Monday, April 14, 2014

Last Monday

A year ago was Brian's last Monday.  He slept almost all day and night by then, but when he was awake he was still able to speak and respond.  I spent most of the day sitting in his room alone.  It was a difficult time.  I knew that things had gotten much worse, but I had no way to know what that meant or to prepare myself for what was to come.

Around 7:30 that evening I turned on my tablet and opened Facebook.  My feed was filled with stories about gun control and the too familiar arguments that go with the subject.  I assumed that there had Ben another shooting and went to ask the nurses about what had happened.  Much to my horror, they told me that there had been a bombing at the Boston Marathon.

I immediately broke down in tears.  My dear friend Linda was running the marathon that day.  Linda and I met the summer after our senior year in high school.  She and I had been assigned to the same dorm room at Penn.  She lived only about a half hour away, so we were able to meet and immediately become fast friends.  We roomed together for all four years in Philadelphia. By the time we graduated she was family - a second sister.

Linda and I saw each other through all our ups and downs in life.  She was there to share my happiness at my first marriage, there when my first husband began abusing drugs, there when that marriage spun out of control, there through my divorce. And of course she was there sharing my true joy as I fell in love with Brian, at our wedding, and in our lives.  She often commented on how wonderful Brian was and how beautiful and rare our marriage was.  When I called her in shock and tears to tell her that Brian was diagnosed with terminal cancer she immediately purchased a plane ticket, and had real reservations when I told her to wait and come later.
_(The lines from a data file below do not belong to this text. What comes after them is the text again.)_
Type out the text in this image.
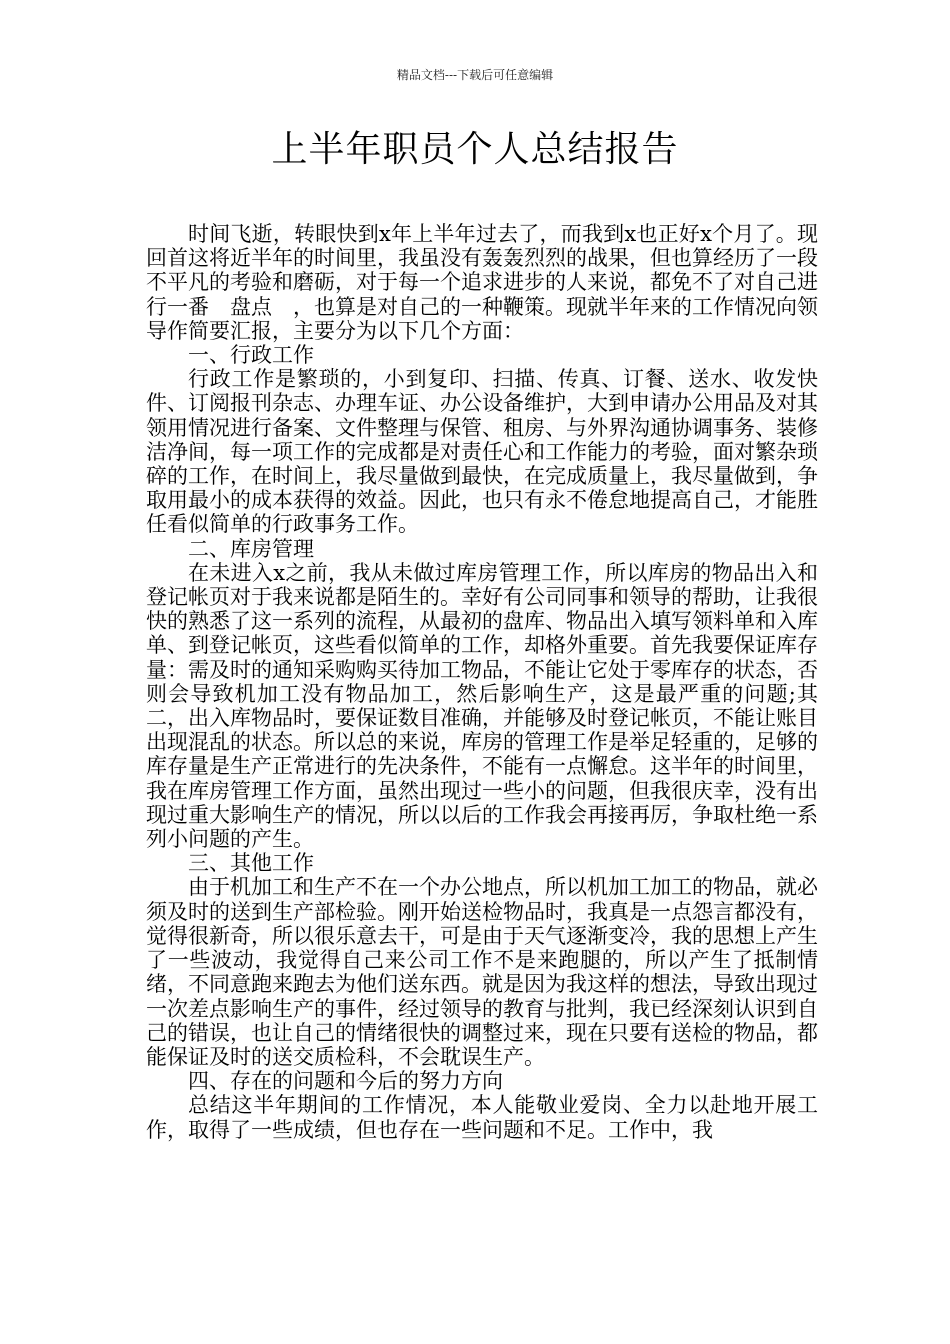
精品文档---下载后可任意编辑
上半年职员个人总结报告

时间飞逝，转眼快到x年上半年过去了，而我到x也正好x个月了。现回首这将近半年的时间里，我虽没有轰轰烈烈的战果，但也算经历了一段不平凡的考验和磨砺，对于每一个追求进步的人来说，都免不了对自己进行一番　盘点　，也算是对自己的一种鞭策。现就半年来的工作情况向领导作简要汇报，主要分为以下几个方面：

一、行政工作

行政工作是繁琐的，小到复印、扫描、传真、订餐、送水、收发快件、订阅报刊杂志、办理车证、办公设备维护，大到申请办公用品及对其领用情况进行备案、文件整理与保管、租房、与外界沟通协调事务、装修洁净间，每一项工作的完成都是对责任心和工作能力的考验，面对繁杂琐碎的工作，在时间上，我尽量做到最快，在完成质量上，我尽量做到，争取用最小的成本获得的效益。因此，也只有永不倦怠地提高自己，才能胜任看似简单的行政事务工作。

二、库房管理

在未进入x之前，我从未做过库房管理工作，所以库房的物品出入和登记帐页对于我来说都是陌生的。幸好有公司同事和领导的帮助，让我很快的熟悉了这一系列的流程，从最初的盘库、物品出入填写领料单和入库单、到登记帐页，这些看似简单的工作，却格外重要。首先我要保证库存量：需及时的通知采购购买待加工物品，不能让它处于零库存的状态，否则会导致机加工没有物品加工，然后影响生产，这是最严重的问题;其二，出入库物品时，要保证数目准确，并能够及时登记帐页，不能让账目出现混乱的状态。所以总的来说，库房的管理工作是举足轻重的，足够的库存量是生产正常进行的先决条件，不能有一点懈怠。这半年的时间里，我在库房管理工作方面，虽然出现过一些小的问题，但我很庆幸，没有出现过重大影响生产的情况，所以以后的工作我会再接再厉，争取杜绝一系列小问题的产生。

三、其他工作

由于机加工和生产不在一个办公地点，所以机加工加工的物品，就必须及时的送到生产部检验。刚开始送检物品时，我真是一点怨言都没有，觉得很新奇，所以很乐意去干，可是由于天气逐渐变冷，我的思想上产生了一些波动，我觉得自己来公司工作不是来跑腿的，所以产生了抵制情绪，不同意跑来跑去为他们送东西。就是因为我这样的想法，导致出现过一次差点影响生产的事件，经过领导的教育与批判，我已经深刻认识到自己的错误，也让自己的情绪很快的调整过来，现在只要有送检的物品，都能保证及时的送交质检科，不会耽误生产。

四、存在的问题和今后的努力方向

总结这半年期间的工作情况，本人能敬业爱岗、全力以赴地开展工作，取得了一些成绩，但也存在一些问题和不足。工作中，我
So when I heard of the bombing in Boston, a reasonable reaction of concern became an extreme reaction of terror.  The thought of losing another person I loved was too much to bear.

I immediately called Linda's cell which wasn't working.  I left messages on her home phone for her husband.  I cursed myself for not knowing her husband's cell number or email address.  I called her work but hot the after hours tape, and then I collapsed on the floor in hysterics.

When I was able to pull myself together, I snuck back into Brian's room.  He woke, and I went to his side to tell him about the bombing and that I would be out in the great room watching the news.  He nodded with concern in his eyes.

I watched the news in horror and fear.  Finally Erik, Linda's husband, called and told me that Linda and her sister were OK.  I was flooded with relief,but also knew that being physically OK after a bombing did not mean that you were emotionally OK.  I finally was able to find in thewhich hotel she was staying, and called there.  Her sister answered and told me about what had happened , and how they eventually reunited.  Linda was talking on her cell and would call me back.  It wasn't until she did and we were able to cry together and tell each othet "///I love you" that I was able to calm myself.

I returned to our room, expecting to find Brian asleep.  He stirred when I entered.  I went to his bed, and with concern in his eyes he whispered, "Linda?". I told him that we had spoken and that Linda and her sister were unharmed.  His eyes smiled, he sighed, nodded, and fell back asleep.

By that time Brian had very few words left, and he saved them for what was important.  My dear friend Linda was important to him.  Though his words were few, his eyes showed his initial concern and his later relief.

That was my Brian.  He knew what was important in life, and nothing was more important than the people you love.

This year the Boston Marathon is on the 21st - one day after the first anniversary of Brian's death.  Linda will be there again - running for herself, for those that were killed and injured, and for Brian. She plans to wear her Team Igo On T-shirt with its message of strength on the front and Brian's picture on the back.  That, and so many things I have just written about, brings me to tears.

It is close to 3am.  I should be sleeping - it will be a long day.  Instead I lay here crying, thinking of people I love, strength, loss, and memories that tear me open and leave me raw.

Have the run of a lifetime, Linda.  Run for strength, hope, and love.  Run for yourself, for all the people, touched by last year's terrorism, and for my Brian - who throughout his life, and in his dying days, knew what was most important in life.